OpenAI’s Sora, the equivalent of creating images but for videos, sent huge shockwaves through the rapidly advancing world of AI last month, and we’ve just recorded a few new videos that are even more breathtaking than what we’ve already been treated to.
In case you somehow missed it, Sora is a text-to-video AI, which means you can write a simple request and put together a video (just like how image generation worked before, but obviously a much more complex undertaking).
Now OpenAI’s Sora research lead Tim Brooks has released new content generated by Sora on X (formerly Twitter).
This is Sora’s trick to fulfill the following request: “Fly through a tour of a museum with many paintings and sculptures and beautiful works of art in all styles.”
Quite impressive to say the least. Additionally, Bill Peebles, also Sora’s research lead, showed us a clip generated from the following prompt: “An alien naturally blending in with New York City, paranoia thriller style, 35mm film.”

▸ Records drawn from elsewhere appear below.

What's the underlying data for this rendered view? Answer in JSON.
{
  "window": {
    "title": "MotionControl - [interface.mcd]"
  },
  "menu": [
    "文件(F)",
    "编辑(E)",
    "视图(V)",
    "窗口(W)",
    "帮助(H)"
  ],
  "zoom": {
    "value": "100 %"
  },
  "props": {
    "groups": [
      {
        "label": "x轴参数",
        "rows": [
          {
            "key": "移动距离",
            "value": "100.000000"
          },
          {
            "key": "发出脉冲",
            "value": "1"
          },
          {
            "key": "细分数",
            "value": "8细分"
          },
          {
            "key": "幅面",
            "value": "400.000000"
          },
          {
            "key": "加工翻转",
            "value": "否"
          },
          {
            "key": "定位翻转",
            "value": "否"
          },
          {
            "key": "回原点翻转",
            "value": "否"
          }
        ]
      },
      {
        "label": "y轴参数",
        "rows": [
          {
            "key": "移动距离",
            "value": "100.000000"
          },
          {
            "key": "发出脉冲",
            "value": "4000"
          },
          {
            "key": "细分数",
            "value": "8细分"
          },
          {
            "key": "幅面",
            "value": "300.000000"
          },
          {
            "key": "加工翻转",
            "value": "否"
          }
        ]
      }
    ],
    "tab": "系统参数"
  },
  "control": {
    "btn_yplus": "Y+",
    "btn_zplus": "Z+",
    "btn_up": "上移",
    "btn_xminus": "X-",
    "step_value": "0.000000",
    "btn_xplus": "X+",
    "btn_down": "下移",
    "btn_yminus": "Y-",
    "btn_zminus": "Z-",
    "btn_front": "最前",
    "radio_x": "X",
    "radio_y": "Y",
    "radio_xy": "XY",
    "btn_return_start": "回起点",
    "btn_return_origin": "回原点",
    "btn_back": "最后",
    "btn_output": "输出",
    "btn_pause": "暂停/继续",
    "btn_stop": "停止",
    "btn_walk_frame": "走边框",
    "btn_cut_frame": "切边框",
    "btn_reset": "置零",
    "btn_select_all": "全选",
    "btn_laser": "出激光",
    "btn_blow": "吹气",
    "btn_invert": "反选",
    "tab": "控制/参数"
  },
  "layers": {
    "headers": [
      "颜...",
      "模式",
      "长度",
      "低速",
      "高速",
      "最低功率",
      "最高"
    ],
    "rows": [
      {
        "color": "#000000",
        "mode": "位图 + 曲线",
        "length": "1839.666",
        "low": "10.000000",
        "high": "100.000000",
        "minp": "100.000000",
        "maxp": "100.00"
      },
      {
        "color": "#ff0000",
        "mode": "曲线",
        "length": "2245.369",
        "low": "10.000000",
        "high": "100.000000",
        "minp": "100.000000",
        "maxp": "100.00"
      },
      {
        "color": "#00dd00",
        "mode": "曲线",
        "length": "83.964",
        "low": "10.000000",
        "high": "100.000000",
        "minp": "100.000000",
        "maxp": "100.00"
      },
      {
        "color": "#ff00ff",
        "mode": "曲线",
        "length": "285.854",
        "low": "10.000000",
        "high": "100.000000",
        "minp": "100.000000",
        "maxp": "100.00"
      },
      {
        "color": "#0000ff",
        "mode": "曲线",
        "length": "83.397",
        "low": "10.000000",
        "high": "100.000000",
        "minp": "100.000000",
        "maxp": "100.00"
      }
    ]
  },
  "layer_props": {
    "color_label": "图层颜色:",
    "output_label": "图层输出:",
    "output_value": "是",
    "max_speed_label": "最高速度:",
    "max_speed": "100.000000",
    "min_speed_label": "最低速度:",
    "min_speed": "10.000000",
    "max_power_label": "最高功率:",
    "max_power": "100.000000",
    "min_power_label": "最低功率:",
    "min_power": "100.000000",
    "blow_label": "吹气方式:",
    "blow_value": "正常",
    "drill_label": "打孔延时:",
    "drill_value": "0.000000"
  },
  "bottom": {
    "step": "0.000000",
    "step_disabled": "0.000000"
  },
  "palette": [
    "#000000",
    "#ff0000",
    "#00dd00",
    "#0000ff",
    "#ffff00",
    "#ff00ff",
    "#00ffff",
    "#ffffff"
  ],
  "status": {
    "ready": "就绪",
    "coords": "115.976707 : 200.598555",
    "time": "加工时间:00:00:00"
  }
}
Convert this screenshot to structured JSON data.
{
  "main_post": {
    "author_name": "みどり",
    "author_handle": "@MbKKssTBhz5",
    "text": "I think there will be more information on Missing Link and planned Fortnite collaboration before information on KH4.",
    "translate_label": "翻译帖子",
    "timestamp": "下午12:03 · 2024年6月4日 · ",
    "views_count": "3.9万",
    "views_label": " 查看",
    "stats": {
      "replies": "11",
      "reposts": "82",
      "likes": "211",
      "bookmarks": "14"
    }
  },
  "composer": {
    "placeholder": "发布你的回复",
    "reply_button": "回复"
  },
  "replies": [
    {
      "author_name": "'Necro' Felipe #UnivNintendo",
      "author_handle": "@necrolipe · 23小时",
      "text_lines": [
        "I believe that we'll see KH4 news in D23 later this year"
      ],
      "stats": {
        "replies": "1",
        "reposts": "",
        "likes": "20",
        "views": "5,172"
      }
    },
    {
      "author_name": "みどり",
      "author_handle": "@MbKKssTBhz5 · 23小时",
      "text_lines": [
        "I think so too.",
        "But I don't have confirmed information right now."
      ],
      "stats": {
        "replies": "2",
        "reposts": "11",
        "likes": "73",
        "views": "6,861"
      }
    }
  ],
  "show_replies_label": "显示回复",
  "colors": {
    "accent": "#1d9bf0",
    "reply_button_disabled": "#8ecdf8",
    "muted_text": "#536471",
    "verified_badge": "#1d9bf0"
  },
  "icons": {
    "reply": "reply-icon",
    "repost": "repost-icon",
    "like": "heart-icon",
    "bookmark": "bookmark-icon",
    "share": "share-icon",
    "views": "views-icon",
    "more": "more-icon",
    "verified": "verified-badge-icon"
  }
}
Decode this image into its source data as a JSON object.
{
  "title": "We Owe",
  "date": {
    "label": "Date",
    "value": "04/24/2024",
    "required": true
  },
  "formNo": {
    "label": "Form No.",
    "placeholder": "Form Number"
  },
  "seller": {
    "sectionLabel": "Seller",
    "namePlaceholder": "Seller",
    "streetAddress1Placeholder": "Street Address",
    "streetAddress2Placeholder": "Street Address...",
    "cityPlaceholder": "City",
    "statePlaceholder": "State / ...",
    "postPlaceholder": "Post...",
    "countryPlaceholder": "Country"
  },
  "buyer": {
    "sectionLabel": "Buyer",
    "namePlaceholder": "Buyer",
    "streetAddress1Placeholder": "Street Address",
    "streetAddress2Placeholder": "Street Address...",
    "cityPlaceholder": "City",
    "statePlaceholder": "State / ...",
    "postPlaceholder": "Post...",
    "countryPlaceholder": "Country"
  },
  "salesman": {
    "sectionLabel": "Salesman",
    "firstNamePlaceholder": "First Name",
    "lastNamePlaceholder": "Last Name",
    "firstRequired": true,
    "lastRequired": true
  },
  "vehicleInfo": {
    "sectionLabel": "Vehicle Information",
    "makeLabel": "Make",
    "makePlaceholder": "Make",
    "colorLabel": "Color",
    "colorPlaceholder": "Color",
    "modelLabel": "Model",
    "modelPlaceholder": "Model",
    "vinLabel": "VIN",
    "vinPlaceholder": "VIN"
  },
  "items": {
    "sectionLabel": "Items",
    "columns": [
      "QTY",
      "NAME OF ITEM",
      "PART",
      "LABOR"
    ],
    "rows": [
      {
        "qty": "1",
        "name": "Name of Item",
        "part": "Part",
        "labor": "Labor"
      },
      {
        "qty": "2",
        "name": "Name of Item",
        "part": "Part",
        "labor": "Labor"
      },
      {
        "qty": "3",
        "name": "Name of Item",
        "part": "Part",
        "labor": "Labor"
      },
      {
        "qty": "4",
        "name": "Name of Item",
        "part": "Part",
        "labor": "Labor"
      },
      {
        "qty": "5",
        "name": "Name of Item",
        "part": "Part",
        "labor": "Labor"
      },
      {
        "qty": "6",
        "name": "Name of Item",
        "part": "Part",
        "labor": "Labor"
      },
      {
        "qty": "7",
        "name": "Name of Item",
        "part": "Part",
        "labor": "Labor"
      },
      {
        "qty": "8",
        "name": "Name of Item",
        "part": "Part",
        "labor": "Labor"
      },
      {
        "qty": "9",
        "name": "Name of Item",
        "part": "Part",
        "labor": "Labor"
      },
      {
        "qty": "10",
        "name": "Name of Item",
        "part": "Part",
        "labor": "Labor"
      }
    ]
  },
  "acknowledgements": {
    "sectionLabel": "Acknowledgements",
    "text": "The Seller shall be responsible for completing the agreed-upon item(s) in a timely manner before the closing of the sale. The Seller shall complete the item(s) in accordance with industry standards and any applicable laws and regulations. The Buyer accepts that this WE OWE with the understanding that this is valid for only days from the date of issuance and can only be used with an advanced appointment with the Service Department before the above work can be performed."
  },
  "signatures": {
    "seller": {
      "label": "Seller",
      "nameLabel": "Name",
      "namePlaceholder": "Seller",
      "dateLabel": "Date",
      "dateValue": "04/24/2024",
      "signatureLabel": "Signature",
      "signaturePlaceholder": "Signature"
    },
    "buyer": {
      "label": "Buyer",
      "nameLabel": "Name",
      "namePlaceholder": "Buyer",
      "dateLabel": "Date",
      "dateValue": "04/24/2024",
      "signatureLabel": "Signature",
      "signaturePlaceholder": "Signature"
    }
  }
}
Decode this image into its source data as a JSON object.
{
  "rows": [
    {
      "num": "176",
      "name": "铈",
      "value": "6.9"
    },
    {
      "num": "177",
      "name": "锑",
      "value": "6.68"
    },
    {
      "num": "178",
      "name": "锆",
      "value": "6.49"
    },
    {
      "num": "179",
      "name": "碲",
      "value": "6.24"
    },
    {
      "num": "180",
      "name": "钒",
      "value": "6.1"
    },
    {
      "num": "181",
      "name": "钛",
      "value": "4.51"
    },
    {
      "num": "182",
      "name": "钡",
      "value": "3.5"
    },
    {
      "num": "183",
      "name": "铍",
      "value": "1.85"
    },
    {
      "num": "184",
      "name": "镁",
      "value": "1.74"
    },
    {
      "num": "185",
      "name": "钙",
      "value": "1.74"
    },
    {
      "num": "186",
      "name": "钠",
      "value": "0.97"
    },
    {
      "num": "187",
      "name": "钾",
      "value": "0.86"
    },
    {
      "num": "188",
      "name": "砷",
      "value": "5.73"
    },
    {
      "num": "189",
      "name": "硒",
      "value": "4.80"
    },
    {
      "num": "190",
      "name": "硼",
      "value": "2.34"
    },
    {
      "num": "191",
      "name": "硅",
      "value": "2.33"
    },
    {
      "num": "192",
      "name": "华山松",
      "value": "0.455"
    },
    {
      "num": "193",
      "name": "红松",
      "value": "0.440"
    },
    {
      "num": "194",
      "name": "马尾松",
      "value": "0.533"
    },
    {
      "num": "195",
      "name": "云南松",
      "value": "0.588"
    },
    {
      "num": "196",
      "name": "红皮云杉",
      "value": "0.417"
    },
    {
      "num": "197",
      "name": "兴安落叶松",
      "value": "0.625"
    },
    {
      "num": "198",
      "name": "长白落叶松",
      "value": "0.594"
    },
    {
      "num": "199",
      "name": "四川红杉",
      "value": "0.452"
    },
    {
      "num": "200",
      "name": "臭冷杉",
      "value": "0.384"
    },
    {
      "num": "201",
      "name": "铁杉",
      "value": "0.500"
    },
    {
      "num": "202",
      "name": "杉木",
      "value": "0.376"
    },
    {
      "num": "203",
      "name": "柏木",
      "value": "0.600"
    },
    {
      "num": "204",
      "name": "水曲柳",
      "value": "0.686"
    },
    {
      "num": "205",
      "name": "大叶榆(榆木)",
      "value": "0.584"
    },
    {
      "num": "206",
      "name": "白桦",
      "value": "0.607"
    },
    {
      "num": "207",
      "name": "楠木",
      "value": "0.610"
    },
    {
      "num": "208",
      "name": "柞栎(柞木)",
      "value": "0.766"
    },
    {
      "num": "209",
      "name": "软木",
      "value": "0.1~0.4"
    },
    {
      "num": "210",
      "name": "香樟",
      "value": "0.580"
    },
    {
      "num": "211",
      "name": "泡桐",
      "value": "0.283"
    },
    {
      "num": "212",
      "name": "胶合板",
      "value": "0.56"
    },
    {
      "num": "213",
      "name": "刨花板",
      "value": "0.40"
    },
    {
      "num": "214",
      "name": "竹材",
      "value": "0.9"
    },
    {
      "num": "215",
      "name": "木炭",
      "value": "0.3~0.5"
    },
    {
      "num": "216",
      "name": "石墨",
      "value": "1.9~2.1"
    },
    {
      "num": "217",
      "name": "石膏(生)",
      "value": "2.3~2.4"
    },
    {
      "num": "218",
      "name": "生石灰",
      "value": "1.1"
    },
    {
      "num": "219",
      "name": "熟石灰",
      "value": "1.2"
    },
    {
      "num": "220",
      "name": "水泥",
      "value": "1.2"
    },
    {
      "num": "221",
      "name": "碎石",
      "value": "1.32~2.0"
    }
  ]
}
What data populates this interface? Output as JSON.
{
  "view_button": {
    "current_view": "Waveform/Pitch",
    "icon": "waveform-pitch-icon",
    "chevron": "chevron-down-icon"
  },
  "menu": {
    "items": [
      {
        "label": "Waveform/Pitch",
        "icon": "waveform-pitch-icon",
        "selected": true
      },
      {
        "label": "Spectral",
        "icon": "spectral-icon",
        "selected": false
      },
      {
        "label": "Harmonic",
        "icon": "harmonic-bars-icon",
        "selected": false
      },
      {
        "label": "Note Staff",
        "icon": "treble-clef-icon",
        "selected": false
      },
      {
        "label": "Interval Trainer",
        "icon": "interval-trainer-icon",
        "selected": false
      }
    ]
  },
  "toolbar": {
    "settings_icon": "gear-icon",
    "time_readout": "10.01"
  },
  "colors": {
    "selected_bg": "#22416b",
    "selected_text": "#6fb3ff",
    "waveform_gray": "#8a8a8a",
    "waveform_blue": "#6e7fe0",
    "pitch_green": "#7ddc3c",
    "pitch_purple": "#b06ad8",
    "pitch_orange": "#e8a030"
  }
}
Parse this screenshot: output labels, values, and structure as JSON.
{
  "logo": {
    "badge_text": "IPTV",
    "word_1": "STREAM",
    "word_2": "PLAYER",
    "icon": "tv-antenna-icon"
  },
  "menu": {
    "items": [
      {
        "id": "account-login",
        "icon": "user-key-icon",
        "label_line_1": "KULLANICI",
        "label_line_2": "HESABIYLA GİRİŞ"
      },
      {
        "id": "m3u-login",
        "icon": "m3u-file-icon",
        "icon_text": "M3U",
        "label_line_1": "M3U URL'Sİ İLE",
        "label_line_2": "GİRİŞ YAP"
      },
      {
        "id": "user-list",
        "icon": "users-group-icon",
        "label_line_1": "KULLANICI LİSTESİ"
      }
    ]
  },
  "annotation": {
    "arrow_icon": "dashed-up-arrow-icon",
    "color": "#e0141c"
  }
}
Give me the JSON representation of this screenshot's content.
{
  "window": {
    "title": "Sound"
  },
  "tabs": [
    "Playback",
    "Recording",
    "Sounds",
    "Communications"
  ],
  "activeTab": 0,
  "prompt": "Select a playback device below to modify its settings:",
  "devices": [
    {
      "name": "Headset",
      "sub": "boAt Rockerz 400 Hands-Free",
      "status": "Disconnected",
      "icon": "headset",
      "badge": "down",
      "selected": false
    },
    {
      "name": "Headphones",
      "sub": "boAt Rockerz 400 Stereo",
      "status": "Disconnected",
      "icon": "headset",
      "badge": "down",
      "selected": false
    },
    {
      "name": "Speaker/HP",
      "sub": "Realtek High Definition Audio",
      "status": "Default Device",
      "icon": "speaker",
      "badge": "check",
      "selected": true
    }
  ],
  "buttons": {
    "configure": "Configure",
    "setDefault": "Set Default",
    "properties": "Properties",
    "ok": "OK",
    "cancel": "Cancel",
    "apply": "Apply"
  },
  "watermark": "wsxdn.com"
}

Content creator Blaine Brown then stepped in to embellish the above clip, cutting it to repeat and lengthen the footage as the alien rapped, complete with lip-syncing. The music is generated by Suno AI (with the lyrics written by Brown, mind), and the lip sync is done with Pika Labs AI.
This Sora clip is 🔥 where the alien man bursts into a lip-synced rap about how hard it is to be different from everyone else. Workflow in the thread.@suno_ai_ @pika_labs (lip sync)Alienate yourself 🆙🔊🔊 pic.twitter.com/kc5FI83q5RMarch 3, 2024
Analysis: Still early for Sora
It is worth highlighting how quickly things seem to be evolving thanks to the capabilities of AI. The ability to create images was one thing – and extremely impressive in itself – but this is something else entirely. Especially when you consider that Sora is only just testing at OpenAI, with a limited number of ‘red teamers’ (testers who find bugs and iron out those wrinkles).
The camerawork in the museum fly-through flows realistically and feels nicely imaginative in the way it floats around (albeit with the occasional shake). And the latest tweet shows how you can take a basic clip and flesh it out with content, including AI-generated music.
Of course, AI can also write a script, and so the question arises: how long will it be before a blue alien stars in an AI-generated post-apocalyptic drama. Or maybe an (unintentional) comedy?
You get the idea, and of course we’re getting carried away, but still: what AI could be capable of in a few years is, quite frankly, potentially mind-boggling.
Naturally, we’ll see the cream of what Sora is capable of in these teasers, and some buggy and strange efforts have been aired as well. (Just like when ChatGPT and other AI chatbots first came on the scene, we saw AI hallucinations and general unhinged behavior and responses).
Perhaps the broader concern with Sora, however, is how this could ultimately displace rather than help content creators. But that’s a fear to chew on for another day – not to mention the potential for abuse with AI-created videos which we recently discussed in more depth here.